Positioning and Privacy in Location-Based Services

Introduction

With the advent of new-generation smart mobile devices such as Apple iPhone and Google gPhone, location positioning by GPS and aGPS (assisted-GPS) become a standard function in handheld device specifications. Texas Instruments forecasts that by 2012, 34% of mobile handsets will be shipped with GPS modules. Even in indoor environments, positioning by utilizing signals from the mobile cellular network and the wireless LAN has been intensively studied and its accuracy has been significantly improved recently. In the first half of this chapter, we will review some of the state-of-the-art technologies.

Positioning technologies propel the market of mobile value-added services, in particular the location-based services. Location-based services (LBS) are mobile content services that provide location-related information to users. A typical LBS is the nearest neighbor query, in which the user quests for the nearest point of interest (e.g., gas station, restaurant) from where he/she is.

However, in order to enjoy these LBS services, it appears that the mobile user must explicitly expose his/her accurate location to the service provider, who might abuse such location information or even trade it to unauthorized parties. Even worse, the nature of location-based services seems to leave the users with no choice but to see their location privacy compromised in exchange for services. This rising concern is hindering the prosperity of LBS market and the mobile industry as a whole. The research community have identified this issue lately and attempted to solve it using “attribute generalization”, a common approach used for privacy protection in RDBMS. The main idea is to blur the user location in a service request, that is, to replace the accurate user location with a cloaked region (usually a circle or a rectangle). This region encloses the accurate user location and satisfies some privacy metric such as k-anonymity (at least k users share the same region so that they are indistinguishable).
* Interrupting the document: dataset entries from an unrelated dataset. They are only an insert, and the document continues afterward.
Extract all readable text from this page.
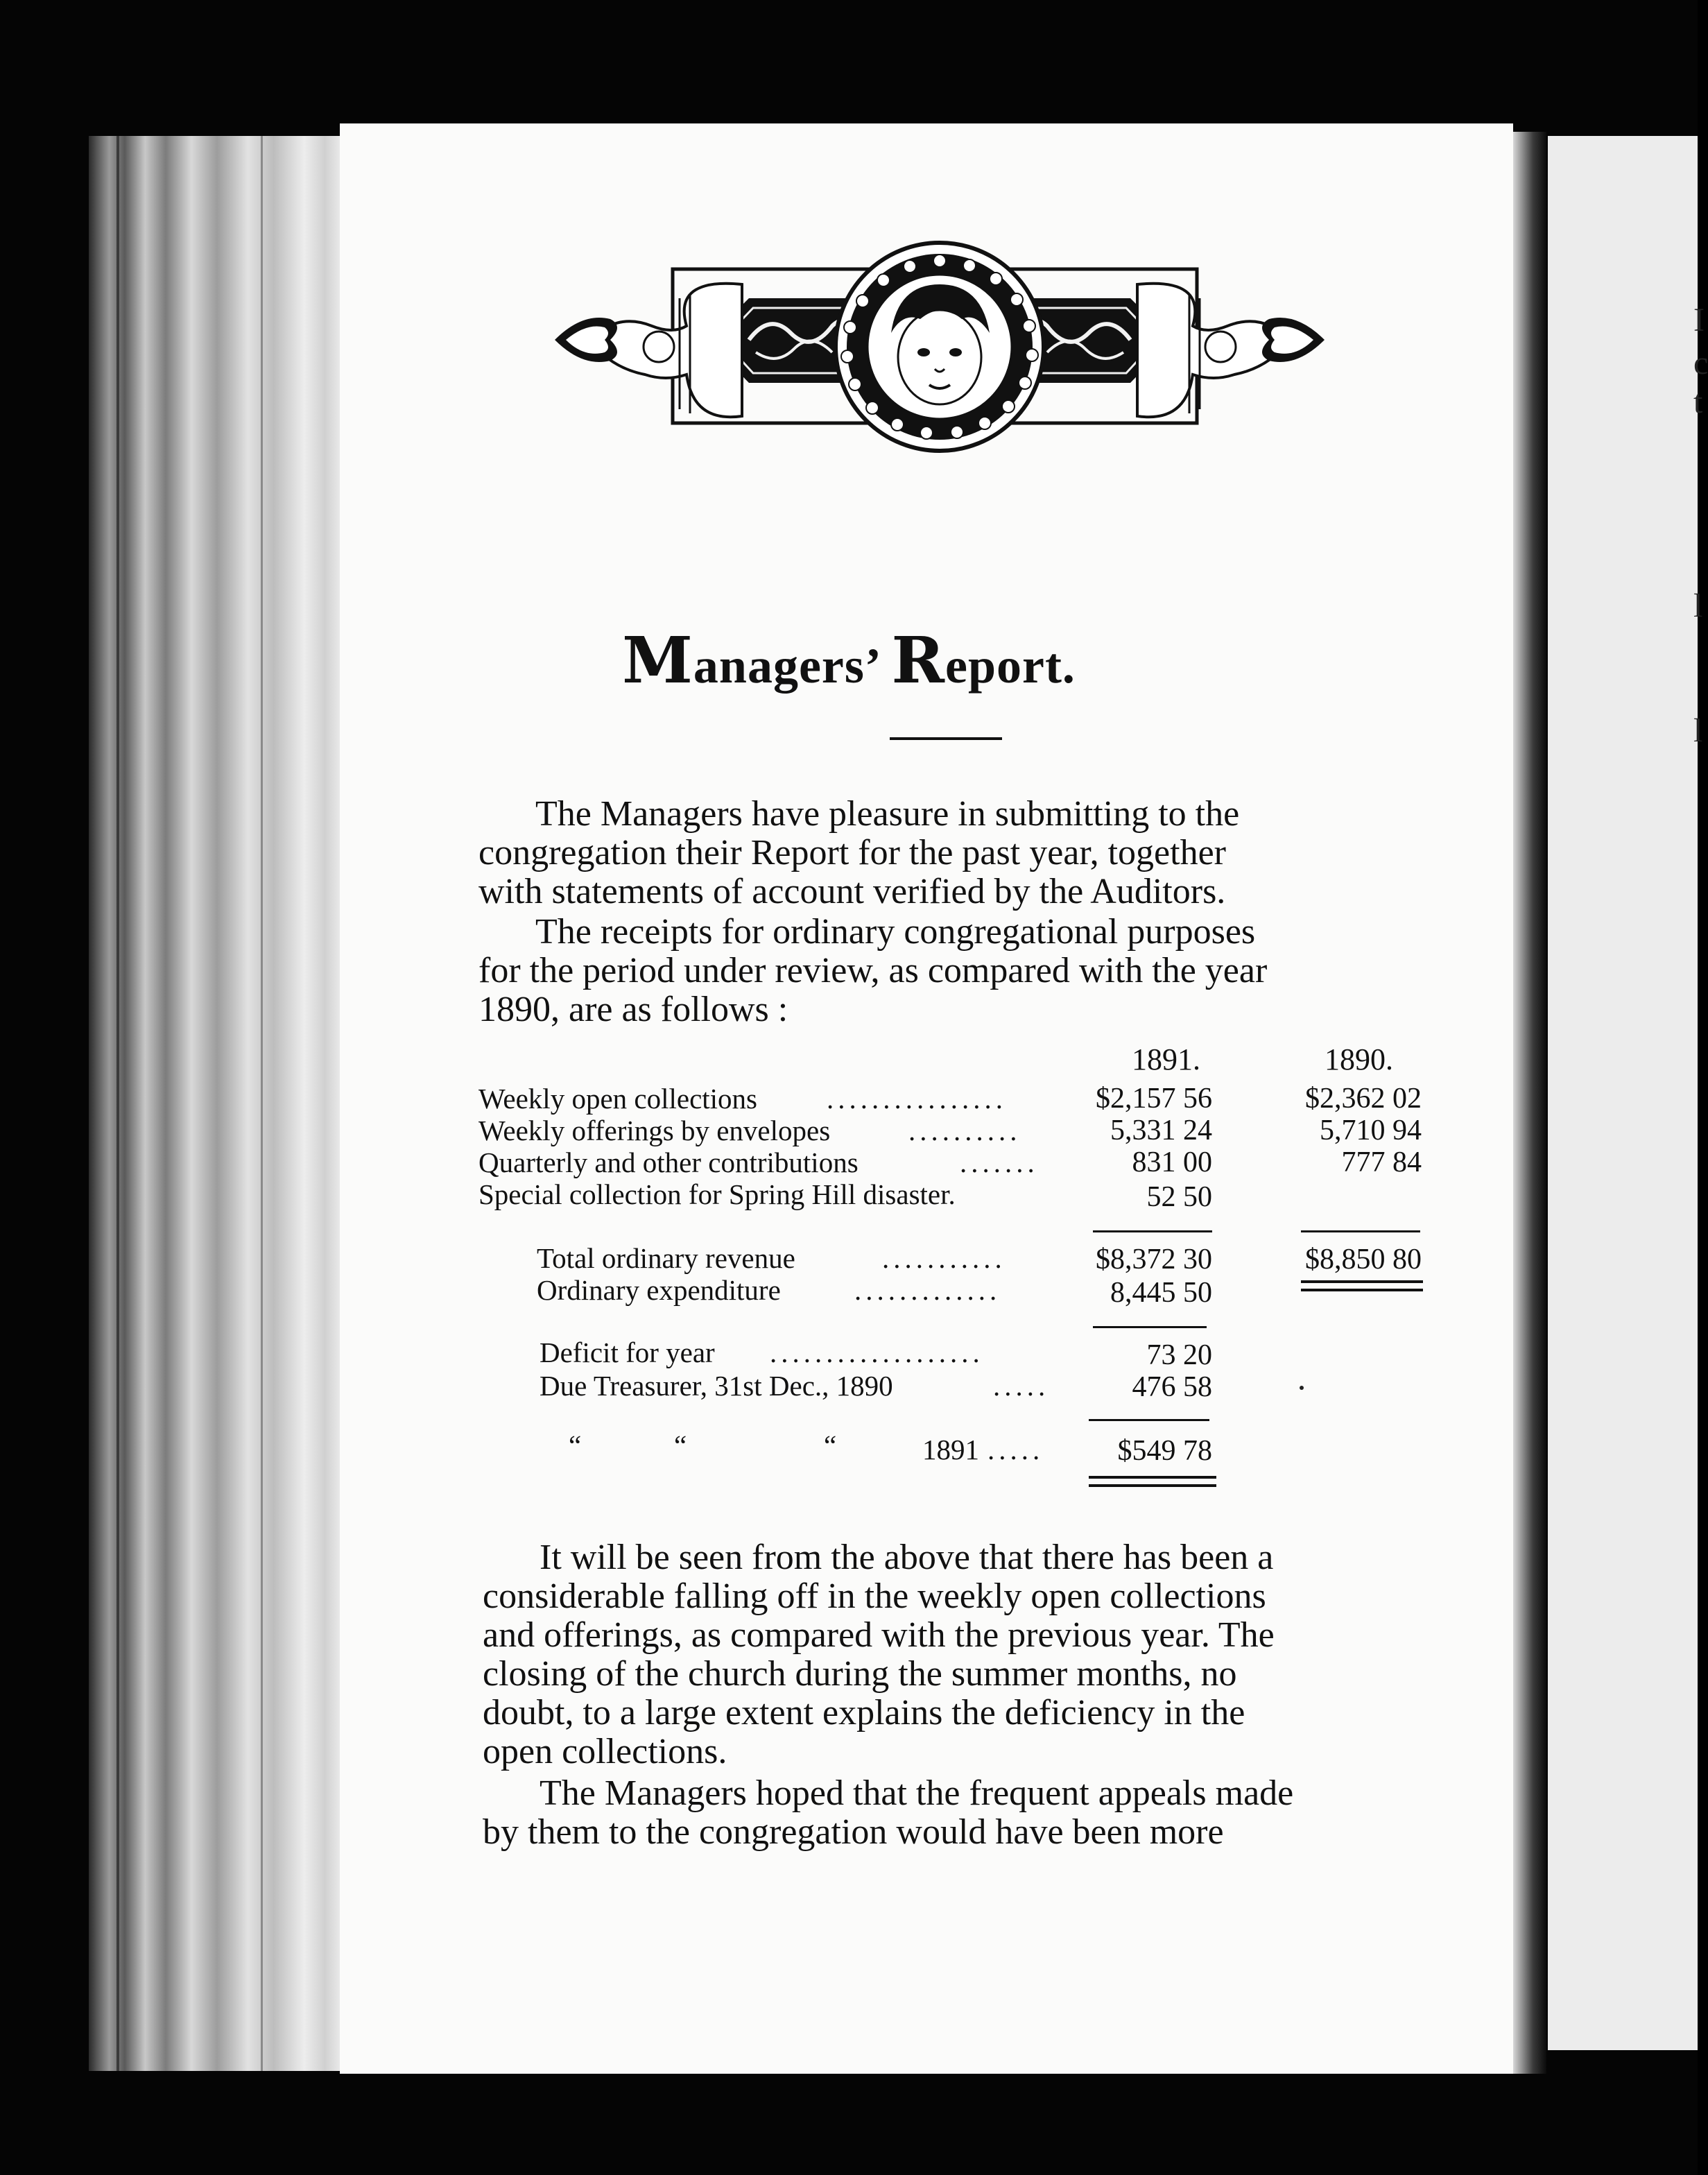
I
c
t
l
l
Managers’ Report.
The Managers have pleasure in submitting to the
congregation their Report for the past year, together
with statements of account verified by the Auditors.
The receipts for ordinary congregational purposes
for the period under review, as compared with the year
1890, are as follows :
1891.	1890.
Weekly open collections ................	$2,157 56	$2,362 02
Weekly offerings by envelopes	..........	5,331 24	5,710 94
Quarterly and other contributions	.......	831 00	777 84
Special collection for Spring Hill disaster.	52 50
Total ordinary revenue	...........	$8,372 30	$8,850 80
Ordinary expenditure	.............	8,445 50
Deficit for year ...................	73 20
Due Treasurer, 31st Dec., 1890	.....	476 58
“	“	“	1891 .....	$549 78
It will be seen from the above that there has been a
considerable falling off in the weekly open collections
and offerings, as compared with the previous year. The
closing of the church during the summer months, no
doubt, to a large extent explains the deficiency in the
open collections.
The Managers hoped that the frequent appeals made
by them to the congregation would have been more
However, a centralized and trusted middleware (usually called “anonymizer”) is required to form such cloaked regions for users before their LBS requests reach the service provider, and ironically the users have to expose their accurate locations – exactly what they want to hide – to this middleware. In case such middleware is not available or cannot be trusted, the LBS request cannot proceed without privacy compromise. In the second half of this chapter, we will study two approaches that address this issue.
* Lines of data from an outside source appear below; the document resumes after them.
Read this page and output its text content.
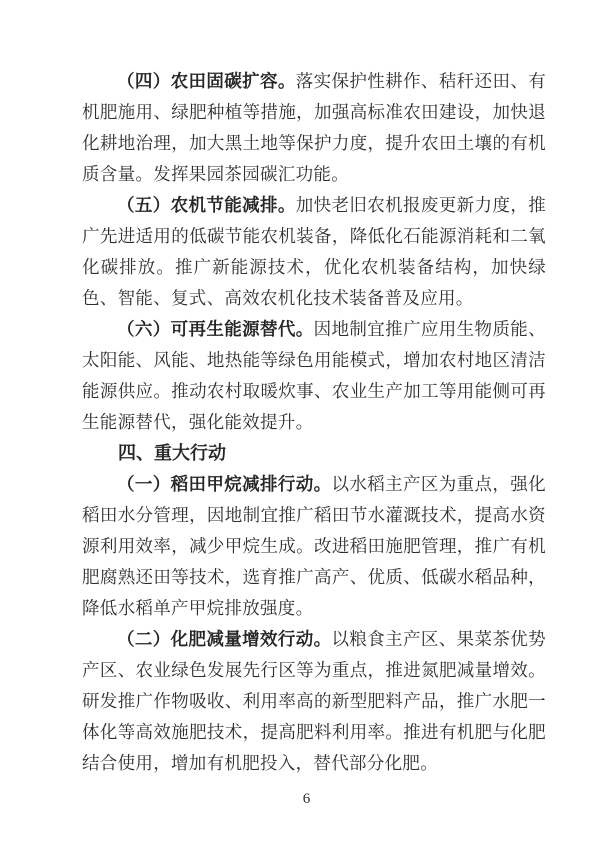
（四）农田固碳扩容。落实保护性耕作、秸秆还田、有机肥施用、绿肥种植等措施，加强高标准农田建设，加快退化耕地治理，加大黑土地等保护力度，提升农田土壤的有机质含量。发挥果园茶园碳汇功能。

（五）农机节能减排。加快老旧农机报废更新力度，推广先进适用的低碳节能农机装备，降低化石能源消耗和二氧化碳排放。推广新能源技术，优化农机装备结构，加快绿色、智能、复式、高效农机化技术装备普及应用。

（六）可再生能源替代。因地制宜推广应用生物质能、太阳能、风能、地热能等绿色用能模式，增加农村地区清洁能源供应。推动农村取暖炊事、农业生产加工等用能侧可再生能源替代，强化能效提升。

四、重大行动

（一）稻田甲烷减排行动。以水稻主产区为重点，强化稻田水分管理，因地制宜推广稻田节水灌溉技术，提高水资源利用效率，减少甲烷生成。改进稻田施肥管理，推广有机肥腐熟还田等技术，选育推广高产、优质、低碳水稻品种，降低水稻单产甲烷排放强度。

（二）化肥减量增效行动。以粮食主产区、果菜茶优势产区、农业绿色发展先行区等为重点，推进氮肥减量增效。研发推广作物吸收、利用率高的新型肥料产品，推广水肥一体化等高效施肥技术，提高肥料利用率。推进有机肥与化肥结合使用，增加有机肥投入，替代部分化肥。

6
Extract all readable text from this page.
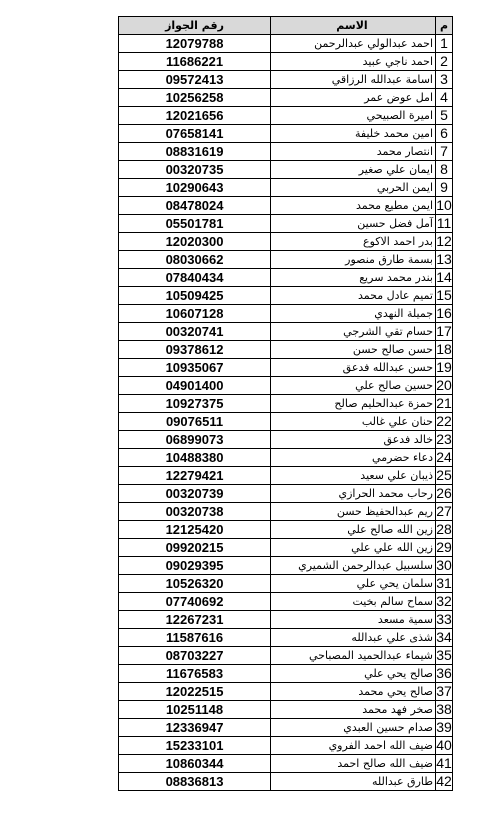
م	الاسم	رقم الجواز
1	احمد عبدالولي عبدالرحمن	12079788
2	احمد ناجي عبيد	11686221
3	اسامة عبدالله الرزاقي	09572413
4	امل عوض عمر	10256258
5	اميرة الصبيحي	12021656
6	امين محمد خليفة	07658141
7	انتصار محمد	08831619
8	ايمان علي صغير	00320735
9	ايمن الحربي	10290643
10	ايمن مطيع محمد	08478024
11	آمل فضل حسين	05501781
12	بدر احمد الاكوع	12020300
13	بسمة طارق منصور	08030662
14	بندر محمد سريع	07840434
15	تميم عادل محمد	10509425
16	جميلة النهدي	10607128
17	حسام تقي الشرجي	00320741
18	حسن صالح حسن	09378612
19	حسن عبدالله فدعق	10935067
20	حسين صالح علي	04901400
21	حمزة عبدالحليم صالح	10927375
22	حنان علي غالب	09076511
23	خالد فدعق	06899073
24	دعاء حضرمي	10488380
25	ذيبان علي سعيد	12279421
26	رحاب محمد الحرازي	00320739
27	ريم عبدالحفيظ حسن	00320738
28	زين الله صالح علي	12125420
29	زين الله علي علي	09920215
30	سلسبيل عبدالرحمن الشميري	09029395
31	سلمان يحي علي	10526320
32	سماح سالم بخيت	07740692
33	سمية مسعد	12267231
34	شذى علي عبدالله	11587616
35	شيماء عبدالحميد المصباحي	08703227
36	صالح يحي علي	11676583
37	صالح يحي محمد	12022515
38	صخر فهد محمد	10251148
39	صدام حسين العبدي	12336947
40	ضيف الله احمد الفروي	15233101
41	ضيف الله صالح احمد	10860344
42	طارق عبدالله	08836813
First, we design a non-exposure location cloaking protocol. This protocol consists of a clustering stage and a secure bounding stage, during which only relative distances are exchanged among users to obtain the cloaked region. Furthermore, an anonymizer is not required in this protocol. Second, we take one step further – to allow users to skip the location cloaking phase and request location-based service directly from the (untrusted) server. In particular, we study the nearest neighbor (NN) query, an important location-based service. We learn from computational geometry that the query space forms a Voronoi Diagram, which is composed of Voronoi cells. Each data object corresponds to one Voronoi cell and this object is always the NN in this cell. As such, the essence of an NN query is matching the user location to some Voronoi cell. However, this matching implicitly exposes the user location to the server. We therefore study a client-server protocol that allows the users to learn the cell information in their neighborhood, so that they can resolve NN queries with controlled location exposure to the server.